In grammar land, we use "but" as a coordinating conjunction to connect contrasting ideas ("The movie was long but enjoyable"). It sounds so innocuous. BUT, functionally, "but" is a negator - it undoes everything that came before it. And emotionally, "but" pulls all of our focus to the second part of the sentence - that which became before the "but" doesn't matter; the emphasis is on everything after the "but."

  • "She seems nice, but I can't really see it working out."
  • "Good job on that presentation, but I wish you had pushed harder on point 2."
  • "You did good work, but there's no money for bonuses."
  • "I'm proud of getting the award, but it was really no big deal."
BUT is so insidiously powerful for such a small word! It automatically undoes all of the nice things that came before it.
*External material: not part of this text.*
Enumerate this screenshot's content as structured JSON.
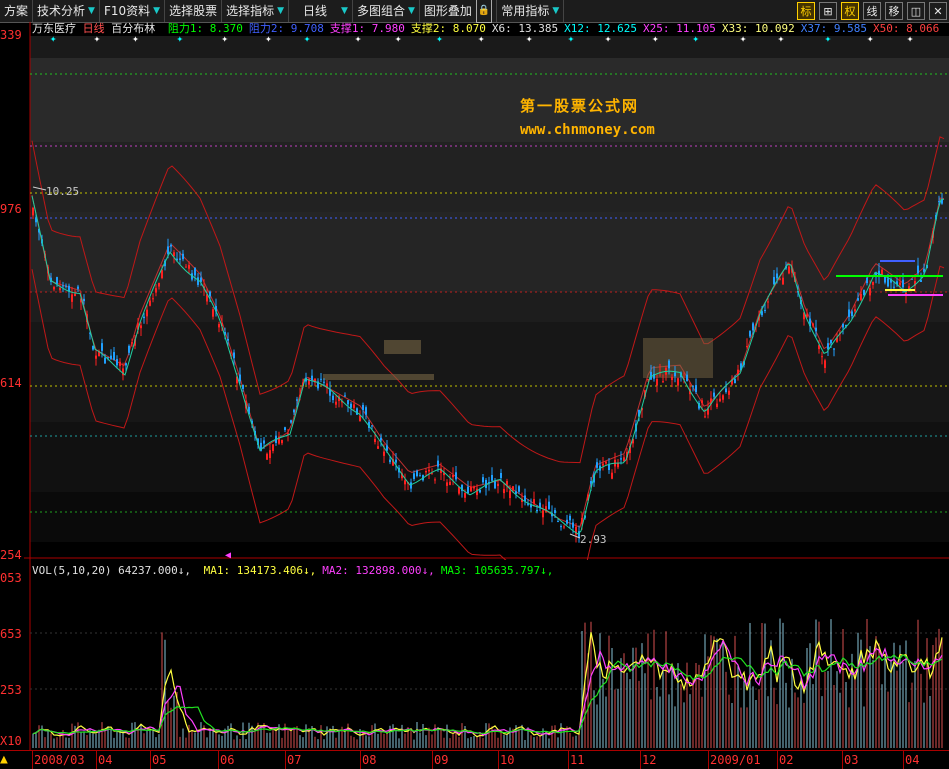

And that's a crime, because whatever came before the "but" was probably true, but once the "but" happens, it's stripped of any positive power.

Here's a challenge for you:
  1. Notice your "buts." Pay special attention to the way everything after the "but" is radically diminished by everything that comes after.
  2. Ask yourself - "Should that but have been an and?" If both parts of the sentence are true, then why negate the first part with a "but?"
  3. If both parts of the sentence were true, then rephrase the sentence, right then and there, with an "and" instead of a "but". 
Check out the difference in emotional impact between: "Good job on that presentation, but I wish you had pushed harder on point 2" and "Good job on that presentation, and I wish you had pushed harder on point 2." In the first sentence, the "good job" is totally negated. In the second sentence, both parts are true - it's a compliment and a request. It's just swapping one three-letter conjunction with another, and it makes a world of difference in how the sentence is received.

What "buts" can you replace with "ands" today?

Tuesday, April 14, 2026

Shoulding All Over Yourself

Here's your awareness challenge for the week: notice when you use "should," especially in relation to yourself (e.g., "I really should get up off of this couch.").

Why are therapists always ragging on "should"? Well, the definition of should, per the first Google result I saw, is: "used to indicate obligation, duty, or correctness, typically when criticizing someone's actions". Should is always someone else's voice in your ear - maybe a parent or teacher, a spiritual authority, or even societal expectation. But should is never our own voice, and it doesn't represent our desire for ourselves. 

Here are two great questions to ask yourself whenever you catch yourself in a should:

  1. Whose voice is that?
  2. Do I want to want that "should"?
The path from externalization is should → want → am. So it looks like this:

"I should be healthier" (externalization)
"I want to be healthy" (desire)
"I am a healthy person" (identity)

Be choosy about the shoulds that you let in. When you notice a should, ask yourself those two essential questions. If you decide that you want to let the should in, then ask yourself what it would take to transform the should into the want. If you decide that you don't want to let the should in, ask yourself what's true and what it would take to defuse the should. 

Shoulds are shame magnets. Exchange them for wants or set them (and yourself) free!